You can also plot using a custom GTI matrix or file:

julia
gti1 = [1.32540e8 1.32580e8] plot(events, gtis=gti1, show_gtis=true, gap_threshold=100) # Or use a GTI file: # plot(events, gti_file="gti.fits", show_gtis=true)

Output:



Rebinning Light Curves

Rebinning improves visualization and helps in reducing noise:

julia
eventlist = readevents("ni1200120104_0mpu7_cl.evt") lc = create_lightcurve(eventlist, 800) plot(lc, 1000, show_original=true, original_alpha=1)

Output:



Adding Poisson Errors

julia
lc = create_lightcurve(events, 10) plot(lc, show_errors=true)

Output:

Now with monal_testA :





Gaussian Confidence Bands:[this one is just for testing, like what we can do next, I will work on bayesian_block]

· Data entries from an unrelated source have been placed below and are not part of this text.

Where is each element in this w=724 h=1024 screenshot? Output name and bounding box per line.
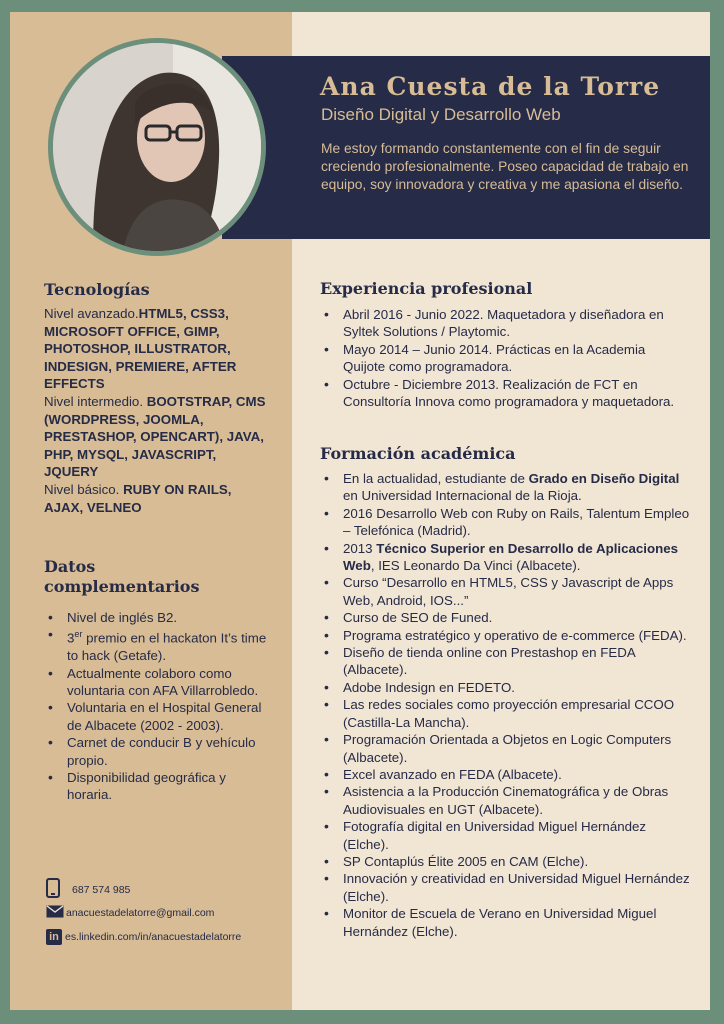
candidate-title: Diseño Digital y Desarrollo Web [321,105,561,124]
extra-heading: Datos complementarios [44,557,200,596]
tech-basic-list: RUBY ON RAILS, AJAX, VELNEO [44,481,232,515]
tech-intermediate-list: BOOTSTRAP, CMS (WORDPRESS, JOOMLA, PRESTASHOP, OPENCART), JAVA, PHP, MYSQL, JAVASCRIPT, JQUERY [44,393,266,480]
tech-basic-label: Nivel básico. [44,481,124,497]
linkedin-icon: in [46,929,62,945]
phone-number: 687 574 985 [72,883,131,896]
education-item: • Fotografía digital en Universidad Miguel Hernández (Elche). [320,818,692,853]
candidate-name: Ana Cuesta de la Torre [320,72,661,101]
education-item: • Asistencia a la Producción Cinematográfica y de Obras Audiovisuales en UGT (Albacete). [320,783,692,818]
contact-phone[interactable] [46,878,130,901]
education-item: • Programación Orientada a Objetos en Logic Computers (Albacete). [320,731,692,766]
education-item: • SP Contaplús Élite 2005 en CAM (Elche). [320,853,692,870]
extra-list [44,609,269,804]
education-item: • Adobe Indesign en FEDETO. [320,679,692,696]
extra-item: • Voluntaria en el Hospital General de Albacete (2002 - 2003). [44,699,269,734]
experience-item: • Mayo 2014 – Junio 2014. Prácticas en la Academia Quijote como programadora. [320,341,690,376]
tech-section [44,280,272,516]
contact-linkedin[interactable] [46,929,241,945]
extra-item: • 3er premio en el hackaton It’s time to hack (Getafe). [44,626,269,664]
resume-page [10,12,710,1010]
education-item: • 2016 Desarrollo Web con Ruby on Rails, Talentum Empleo – Telefónica (Madrid). [320,505,692,540]
education-item: • Monitor de Escuela de Verano en Universidad Miguel Hernández (Elche). [320,905,692,940]
extra-section [44,557,269,804]
extra-item: • Nivel de inglés B2. [44,609,269,626]
tech-advanced-list: HTML5, CSS3, MICROSOFT OFFICE, GIMP, PHOTOSHOP, ILLUSTRATOR, INDESIGN, PREMIERE, AFTER EFFECTS [44,306,237,392]
contact-email[interactable] [46,905,214,921]
linkedin-url: es.linkedin.com/in/anacuestadelatorre [65,931,242,943]
education-item: • Diseño de tienda online con Prestashop en FEDA (Albacete). [320,644,692,679]
tech-text [44,305,272,516]
education-item: • 2013 Técnico Superior en Desarrollo de Aplicaciones Web, IES Leonardo Da Vinci (Albacete). [320,540,692,575]
profile-photo [48,38,266,256]
tech-advanced-label: Nivel avanzado. [44,306,139,321]
email-address: anacuestadelatorre@gmail.com [66,907,215,919]
experience-item: • Octubre - Diciembre 2013. Realización de FCT en Consultoría Innova como programadora y maquetadora. [320,376,690,411]
education-heading: Formación académica [320,444,516,463]
experience-item: • Abril 2016 - Junio 2022. Maquetadora y diseñadora en Syltek Solutions / Playtomic. [320,306,690,341]
tech-intermediate-label: Nivel intermedio. [44,393,147,409]
education-item: • Innovación y creatividad en Universidad Miguel Hernández (Elche). [320,870,692,905]
education-item: • Excel avanzado en FEDA (Albacete). [320,766,692,783]
tech-heading: Tecnologías [44,280,150,299]
mail-icon [46,905,64,921]
education-item: • Programa estratégico y operativo de e-commerce (FEDA). [320,627,692,644]
intro-text: Me estoy formando constantemente con el fin de seguir creciendo profesionalmente. Poseo capacidad de trabajo en equipo, soy innovadora y creativa y me apasiona el diseño. [321,141,689,192]
experience-section [320,279,690,410]
education-item: • Curso “Desarrollo en HTML5, CSS y Javascript de Apps Web, Android, IOS...” [320,574,692,609]
education-list [320,470,692,940]
education-section [320,444,692,940]
experience-heading: Experiencia profesional [320,279,533,298]
portrait-illustration [53,43,261,251]
education-item: • En la actualidad, estudiante de Grado en Diseño Digital en Universidad Internacional de la Rioja. [320,470,692,505]
phone-icon [46,878,60,901]
education-item: • Curso de SEO de Funed. [320,609,692,626]
education-item: • Las redes sociales como proyección empresarial CCOO (Castilla-La Mancha). [320,696,692,731]
extra-item: • Disponibilidad geográfica y horaria. [44,769,269,804]
experience-list [320,306,690,410]
extra-item: • Actualmente colaboro como voluntaria con AFA Villarrobledo. [44,665,269,700]
extra-item: • Carnet de conducir B y vehículo propio. [44,734,269,769]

(hehe, u got next blog hint)

For smoother visualization with statistical confidence intervals:[focus "smoothed_counts" a small function to smoothing the lightcurve:)]

julia
using StatsBase lc = create_lightcurve(events, 1) lc_times = lc.time lc_counts = lc.counts # Apply smoothing (moving average) window_size = 1000 smoothed_counts = [mean(lc_counts[max(1, i-window_size):min(end, i+window_size)]) for i in 1:length(lc_counts)] # Compute confidence intervals σ = sqrt.(max.(smoothed_counts, 1)) upper_1σ = smoothed_counts .+ σ lower_1σ = smoothed_counts .- σ upper_2σ = smoothed_counts .+ 2 .* σ lower_2σ = smoothed_counts .- 2 .* σ upper_3σ = smoothed_counts .+ 3 .* σ lower_3σ = smoothed_counts .- 3 .* σ # Plot with confidence bands p = plot(lc_times, smoothed_counts, seriestype=:line, linewidth=2, color=:blue, label="Data", xlabel="Time (s)", ylabel="Counts", title="Gaussian Confidence Bands") plot!(lc_times, [upper_3σ lower_3σ], fillrange=[lower_3σ upper_3σ], fillalpha=0.2, fillcolor=:gray, label="3σ") plot!(lc_times, [upper_2σ lower_2σ], fillrange=[lower_2σ upper_2σ], fillalpha=0.3, fillcolor=:orange, label="2σ") plot!(lc_times, [upper_1σ lower_1σ], fillrange=[lower_1σ upper_1σ], fillalpha=0.4, fillcolor=:lightblue, label="1σ") display(p)

Output:


Segmenting Light Curves

For dividing data into segments:

julia
segments = create_segments(events, 10000.0)
plot(segments, show_errors=false, show_segment_boundaries=true, segment_colors=[:blue, :red, :green, :orange, :purple])

Output:





GitHub Reference

For detailed code and implementation, check out my PR:
GitHub PR #54 – Stingray.jl


These plotting recipes make it easier to visualize event lists and light curves with GTIs, BTIs, and advanced error handling in Stingray.jl. They serve as a foundation for advanced timing analysis techniques, such as power spectral density, periodograms, and others.